The Wildcats will be losing six seniors, a group special to Eastman as it is the first group of upperclassmen that have been under his tutelage their whole tenure.

"We've been here for their whole careers of high school basketball, so it was a little different with them and being with them for a long period of time," Eastman said. "Also, losing last year together and going through that together definitely helped bring the best out of all of us."

Ahlius Yearout, a senior wing, was Lapwai's second-leading scorer and averaged 16.7 points per outing.

He had always been a prominent defensive force for the Wildcats, but this year his scoring numbers saw a big jump.

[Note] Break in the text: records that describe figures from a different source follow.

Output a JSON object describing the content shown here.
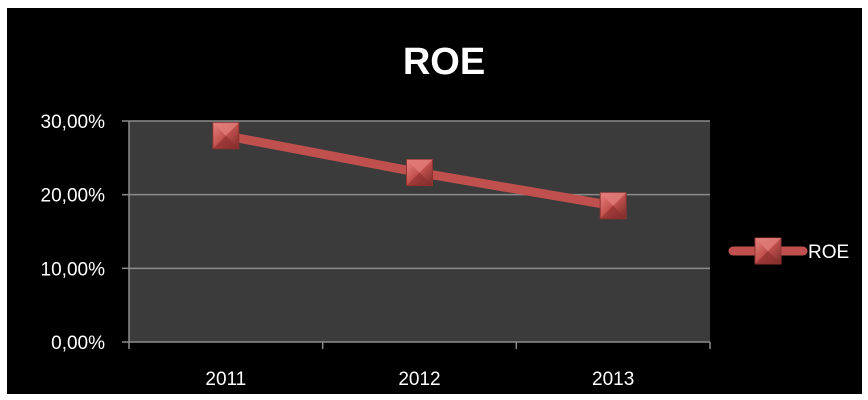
{
  "chart_data": {
    "type": "line",
    "title": "ROE",
    "categories": [
      "2011",
      "2012",
      "2013"
    ],
    "series": [
      {
        "name": "ROE",
        "values": [
          0.28,
          0.23,
          0.185
        ],
        "color": "#c0504d"
      }
    ],
    "ylim": [
      0,
      0.3
    ],
    "y_ticks": [
      0,
      0.1,
      0.2,
      0.3
    ],
    "y_tick_labels": [
      "0,00%",
      "10,00%",
      "20,00%",
      "30,00%"
    ],
    "grid": true,
    "legend_position": "right",
    "colors": {
      "background": "#000000",
      "plot_area": "#3b3b3b",
      "gridline": "#8c8c8c",
      "text": "#ffffff",
      "series": "#c0504d"
    }
  }
}
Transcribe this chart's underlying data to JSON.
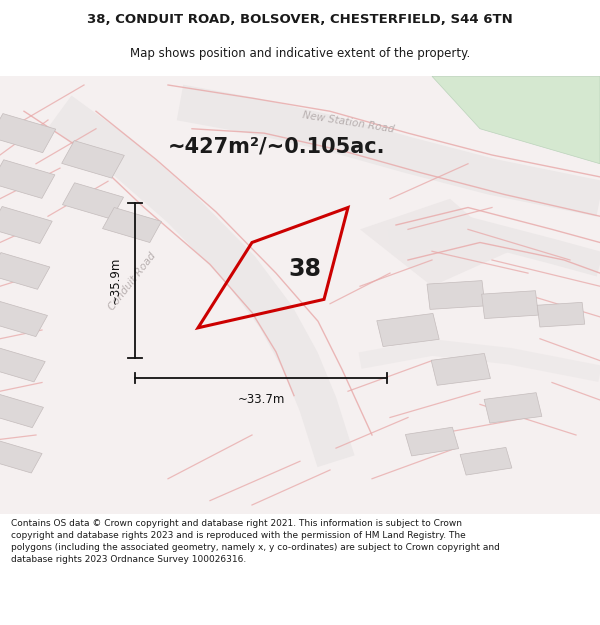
{
  "title_line1": "38, CONDUIT ROAD, BOLSOVER, CHESTERFIELD, S44 6TN",
  "title_line2": "Map shows position and indicative extent of the property.",
  "area_label": "~427m²/~0.105ac.",
  "property_number": "38",
  "width_label": "~33.7m",
  "height_label": "~35.9m",
  "footer_text": "Contains OS data © Crown copyright and database right 2021. This information is subject to Crown copyright and database rights 2023 and is reproduced with the permission of HM Land Registry. The polygons (including the associated geometry, namely x, y co-ordinates) are subject to Crown copyright and database rights 2023 Ordnance Survey 100026316.",
  "bg_color": "#f7f3f3",
  "map_bg": "#f5f0f0",
  "property_polygon_color": "#cc0000",
  "text_color": "#1a1a1a",
  "footer_color": "#1a1a1a",
  "figsize": [
    6.0,
    6.25
  ],
  "dpi": 100
}
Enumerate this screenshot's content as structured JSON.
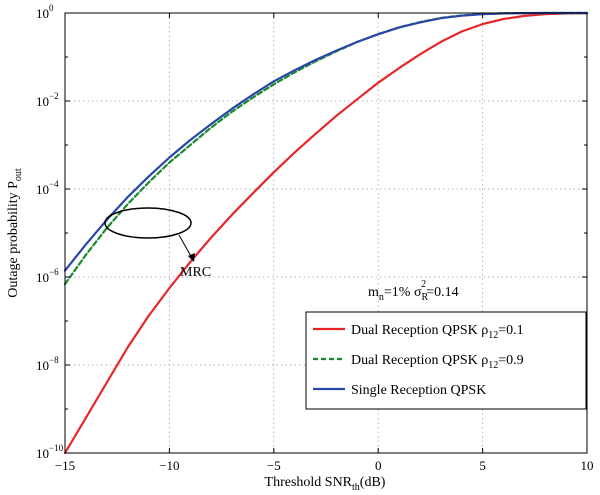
{
  "chart_data": {
    "type": "line",
    "xlabel": {
      "main": "Threshold SNR",
      "sub": "th",
      "tail": "(dB)"
    },
    "ylabel": {
      "main": "Outage probability P",
      "sub": "out"
    },
    "xlim": [
      -15,
      10
    ],
    "ylim": [
      1e-10,
      1
    ],
    "yscale": "log",
    "grid": true,
    "xticks": [
      -15,
      -10,
      -5,
      0,
      5,
      10
    ],
    "xtick_labels": [
      "−15",
      "−10",
      "−5",
      "0",
      "5",
      "10"
    ],
    "yticks": [
      {
        "value": 1e-10,
        "base": "10",
        "exp": "−10"
      },
      {
        "value": 1e-08,
        "base": "10",
        "exp": "−8"
      },
      {
        "value": 1e-06,
        "base": "10",
        "exp": "−6"
      },
      {
        "value": 0.0001,
        "base": "10",
        "exp": "−4"
      },
      {
        "value": 0.01,
        "base": "10",
        "exp": "−2"
      },
      {
        "value": 1,
        "base": "10",
        "exp": "0"
      }
    ],
    "legend_position": "lower-right",
    "series": [
      {
        "name": {
          "main": "Dual Reception QPSK ρ",
          "sub": "12",
          "tail": "=0.1"
        },
        "color": "#e8262a",
        "dash": "solid",
        "x": [
          -15,
          -14,
          -13,
          -12,
          -11,
          -10,
          -9,
          -8,
          -7,
          -6,
          -5,
          -4,
          -3,
          -2,
          -1,
          0,
          1,
          2,
          3,
          4,
          5,
          6,
          7,
          8,
          9,
          10
        ],
        "y": [
          1e-10,
          6.3e-10,
          4e-09,
          2.5e-08,
          1.3e-07,
          5.6e-07,
          2.2e-06,
          7.9e-06,
          2.6e-05,
          8e-05,
          0.00024,
          0.00068,
          0.0018,
          0.0046,
          0.011,
          0.026,
          0.056,
          0.115,
          0.22,
          0.38,
          0.56,
          0.73,
          0.86,
          0.94,
          0.98,
          0.995
        ]
      },
      {
        "name": {
          "main": "Dual Reception QPSK ρ",
          "sub": "12",
          "tail": "=0.9"
        },
        "color": "#1a8a2e",
        "dash": "dashed",
        "x": [
          -15,
          -14,
          -13,
          -12,
          -11,
          -10,
          -9,
          -8,
          -7,
          -6,
          -5,
          -4,
          -3,
          -2,
          -1,
          0,
          1,
          2,
          3,
          4,
          5,
          6,
          7,
          8,
          9,
          10
        ],
        "y": [
          6.9e-07,
          3.2e-06,
          1.3e-05,
          4.5e-05,
          0.00014,
          0.0004,
          0.001,
          0.0025,
          0.0057,
          0.012,
          0.024,
          0.045,
          0.08,
          0.135,
          0.22,
          0.33,
          0.47,
          0.62,
          0.77,
          0.88,
          0.95,
          0.985,
          0.996,
          0.999,
          1.0,
          1.0
        ]
      },
      {
        "name": {
          "main": "Single Reception QPSK",
          "sub": "",
          "tail": ""
        },
        "color": "#2a46a8",
        "dash": "solid",
        "x": [
          -15,
          -14,
          -13,
          -12,
          -11,
          -10,
          -9,
          -8,
          -7,
          -6,
          -5,
          -4,
          -3,
          -2,
          -1,
          0,
          1,
          2,
          3,
          4,
          5,
          6,
          7,
          8,
          9,
          10
        ],
        "y": [
          1.4e-06,
          5.5e-06,
          2e-05,
          6.5e-05,
          0.00019,
          0.00052,
          0.0013,
          0.003,
          0.0067,
          0.014,
          0.028,
          0.05,
          0.086,
          0.14,
          0.22,
          0.33,
          0.47,
          0.61,
          0.76,
          0.87,
          0.94,
          0.98,
          0.995,
          0.999,
          1.0,
          1.0
        ]
      }
    ],
    "annotations": [
      {
        "id": "mrc",
        "text": "MRC"
      },
      {
        "id": "params",
        "segments": [
          {
            "t": "m"
          },
          {
            "t": "n",
            "sub": true
          },
          {
            "t": "=1%   σ"
          },
          {
            "t": "R",
            "sub": true,
            "sup": "2"
          },
          {
            "t": "=0.14"
          }
        ]
      }
    ]
  }
}
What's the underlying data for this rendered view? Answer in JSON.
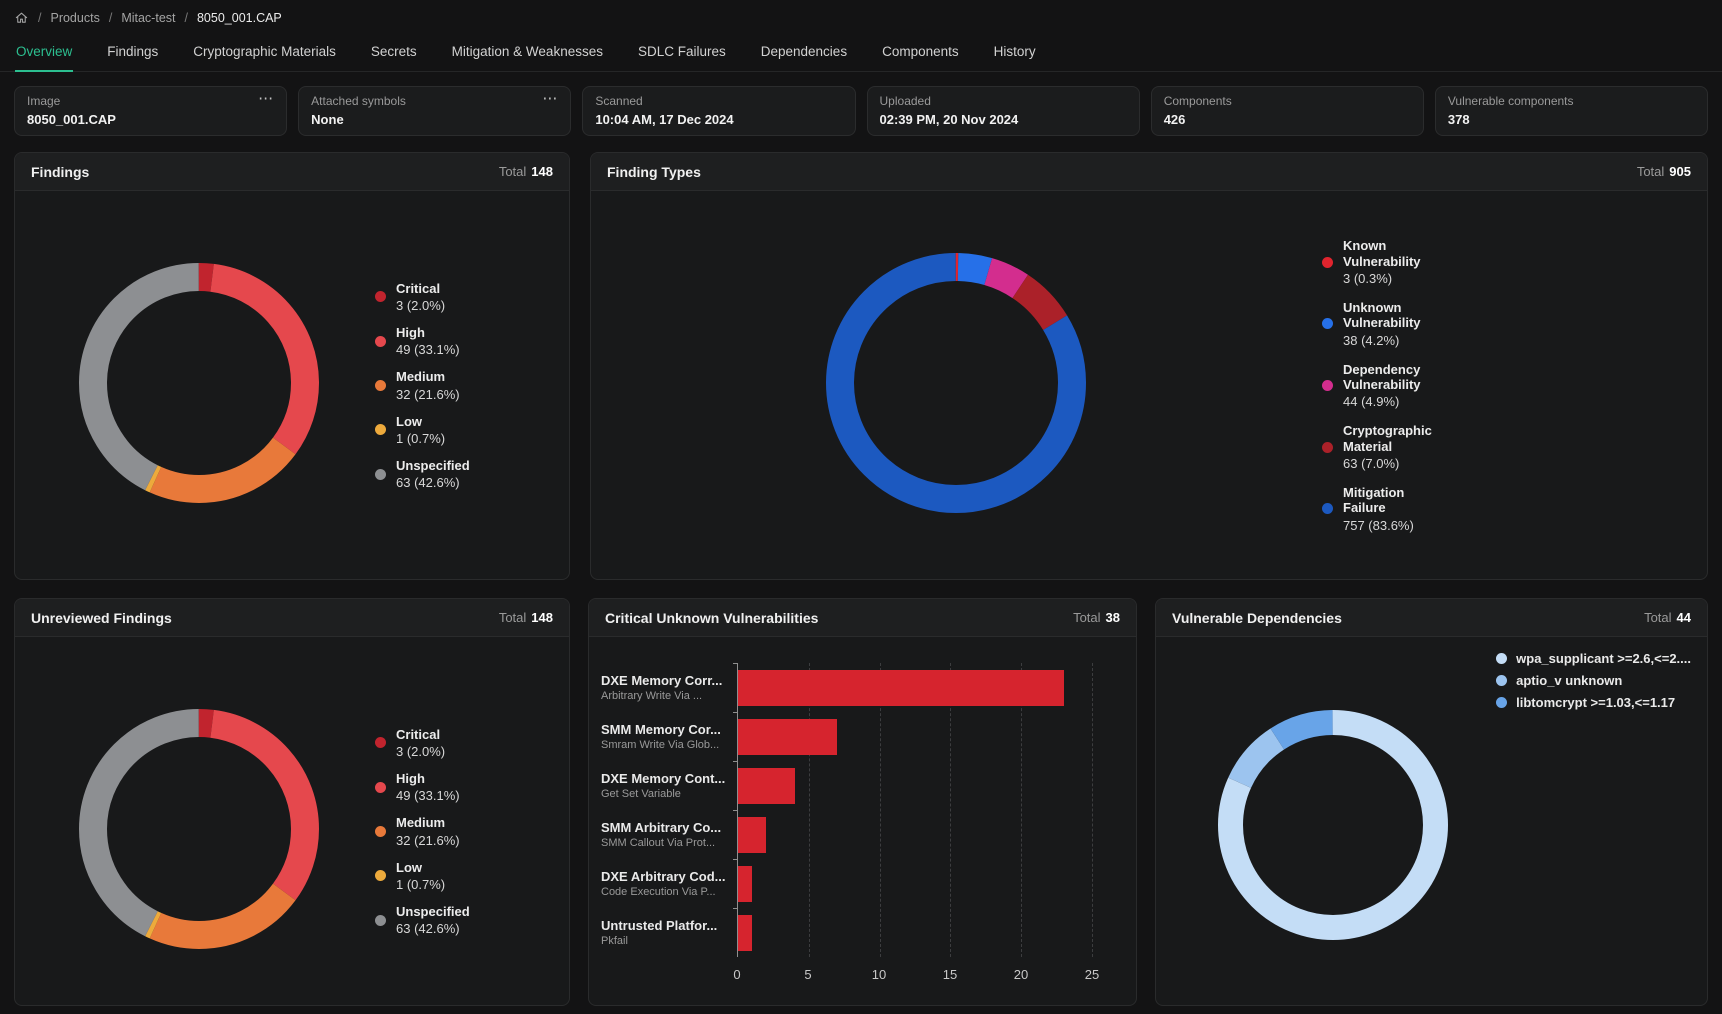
{
  "breadcrumb": {
    "separator": "/",
    "items": [
      {
        "label": "Products"
      },
      {
        "label": "Mitac-test"
      },
      {
        "label": "8050_001.CAP"
      }
    ]
  },
  "tabs": [
    {
      "label": "Overview",
      "active": true
    },
    {
      "label": "Findings"
    },
    {
      "label": "Cryptographic Materials"
    },
    {
      "label": "Secrets"
    },
    {
      "label": "Mitigation & Weaknesses"
    },
    {
      "label": "SDLC Failures"
    },
    {
      "label": "Dependencies"
    },
    {
      "label": "Components"
    },
    {
      "label": "History"
    }
  ],
  "info_cards": [
    {
      "label": "Image",
      "value": "8050_001.CAP",
      "menu": "⋯"
    },
    {
      "label": "Attached symbols",
      "value": "None",
      "menu": "⋯"
    },
    {
      "label": "Scanned",
      "value": "10:04 AM, 17 Dec 2024"
    },
    {
      "label": "Uploaded",
      "value": "02:39 PM, 20 Nov 2024"
    },
    {
      "label": "Components",
      "value": "426"
    },
    {
      "label": "Vulnerable components",
      "value": "378"
    }
  ],
  "cards": {
    "findings": {
      "title": "Findings",
      "total_label": "Total",
      "total": "148"
    },
    "finding_types": {
      "title": "Finding Types",
      "total_label": "Total",
      "total": "905"
    },
    "unreviewed": {
      "title": "Unreviewed Findings",
      "total_label": "Total",
      "total": "148"
    },
    "critical_unknown": {
      "title": "Critical Unknown Vulnerabilities",
      "total_label": "Total",
      "total": "38"
    },
    "vulnerable_deps": {
      "title": "Vulnerable Dependencies",
      "total_label": "Total",
      "total": "44"
    }
  },
  "chart_data": [
    {
      "id": "findings",
      "type": "donut",
      "title": "Findings",
      "total": 148,
      "labels": [
        "Critical",
        "High",
        "Medium",
        "Low",
        "Unspecified"
      ],
      "values": [
        3,
        49,
        32,
        1,
        63
      ],
      "display": [
        "3 (2.0%)",
        "49 (33.1%)",
        "32 (21.6%)",
        "1 (0.7%)",
        "63 (42.6%)"
      ],
      "colors": [
        "#c1242e",
        "#e5484d",
        "#e8793a",
        "#edaa3c",
        "#8d8f92"
      ],
      "legend_position": "right"
    },
    {
      "id": "finding_types",
      "type": "donut",
      "title": "Finding Types",
      "total": 905,
      "labels": [
        "Known Vulnerability",
        "Unknown Vulnerability",
        "Dependency Vulnerability",
        "Cryptographic Material",
        "Mitigation Failure"
      ],
      "values": [
        3,
        38,
        44,
        63,
        757
      ],
      "display": [
        "3 (0.3%)",
        "38 (4.2%)",
        "44 (4.9%)",
        "63 (7.0%)",
        "757 (83.6%)"
      ],
      "colors": [
        "#e0242e",
        "#2670e8",
        "#d32d8e",
        "#ab2129",
        "#1c59c0"
      ],
      "legend_position": "right"
    },
    {
      "id": "unreviewed_findings",
      "type": "donut",
      "title": "Unreviewed Findings",
      "total": 148,
      "labels": [
        "Critical",
        "High",
        "Medium",
        "Low",
        "Unspecified"
      ],
      "values": [
        3,
        49,
        32,
        1,
        63
      ],
      "display": [
        "3 (2.0%)",
        "49 (33.1%)",
        "32 (21.6%)",
        "1 (0.7%)",
        "63 (42.6%)"
      ],
      "colors": [
        "#c1242e",
        "#e5484d",
        "#e8793a",
        "#edaa3c",
        "#8d8f92"
      ],
      "legend_position": "right"
    },
    {
      "id": "critical_unknown_vulnerabilities",
      "type": "bar",
      "title": "Critical Unknown Vulnerabilities",
      "orientation": "horizontal",
      "total": 38,
      "categories": [
        {
          "label": "DXE Memory Corr...",
          "sublabel": "Arbitrary Write Via ..."
        },
        {
          "label": "SMM Memory Cor...",
          "sublabel": "Smram Write Via Glob..."
        },
        {
          "label": "DXE Memory Cont...",
          "sublabel": "Get Set Variable"
        },
        {
          "label": "SMM Arbitrary Co...",
          "sublabel": "SMM Callout Via Prot..."
        },
        {
          "label": "DXE Arbitrary Cod...",
          "sublabel": "Code Execution Via P..."
        },
        {
          "label": "Untrusted Platfor...",
          "sublabel": "Pkfail"
        }
      ],
      "values": [
        23,
        7,
        4,
        2,
        1,
        1
      ],
      "bar_color": "#d6242e",
      "xlim": [
        0,
        25
      ],
      "xticks": [
        "0",
        "5",
        "10",
        "15",
        "20",
        "25"
      ],
      "grid": "dashed-vertical"
    },
    {
      "id": "vulnerable_dependencies",
      "type": "donut",
      "title": "Vulnerable Dependencies",
      "total": 44,
      "labels": [
        "wpa_supplicant >=2.6,<=2....",
        "aptio_v unknown",
        "libtomcrypt >=1.03,<=1.17"
      ],
      "values": [
        36,
        4,
        4
      ],
      "colors": [
        "#c4ddf6",
        "#9cc4ef",
        "#68a4e8"
      ],
      "legend_position": "top-right"
    }
  ]
}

"Since I've had Ahlius, every time he's on the court, he's had to guard the toughest player, every year since his freshman year," Eastman said. "That's what he was known for when I got him — his strong defense and his offense started to pick up at the end of the season, and that was awesome to see."

Lapwai's unsung hero on the hardwood the last two years has been senior forward Bohnee.

The 6-foot-3 forward has a high basketball IQ and "knows how to win a basketball game," according to Eastman.

"He's always been on a winning team, and I think that's because of him," Eastman said. "He's the person people forget about, and all of a sudden he has 15 points. He's a player we'll miss, and he's a really good teammate and one of the most unselfish big men that's played for us."

Although Lapwai will be losing several key pieces, it'll still probably be in the conversation for next year's title game, given its track record.

The Wildcats brought multiple underclassmen to State so they could witness the atmosphere and get ready for next year.

"I know they'll be ready to go next year," Eastman said. "When you lose players like we are, people might assume we might be down. But this has happened before when we lost Titus Yearout or when we had five sophomores on the floor during his sophomore year. I think we'll have a better team than people expect."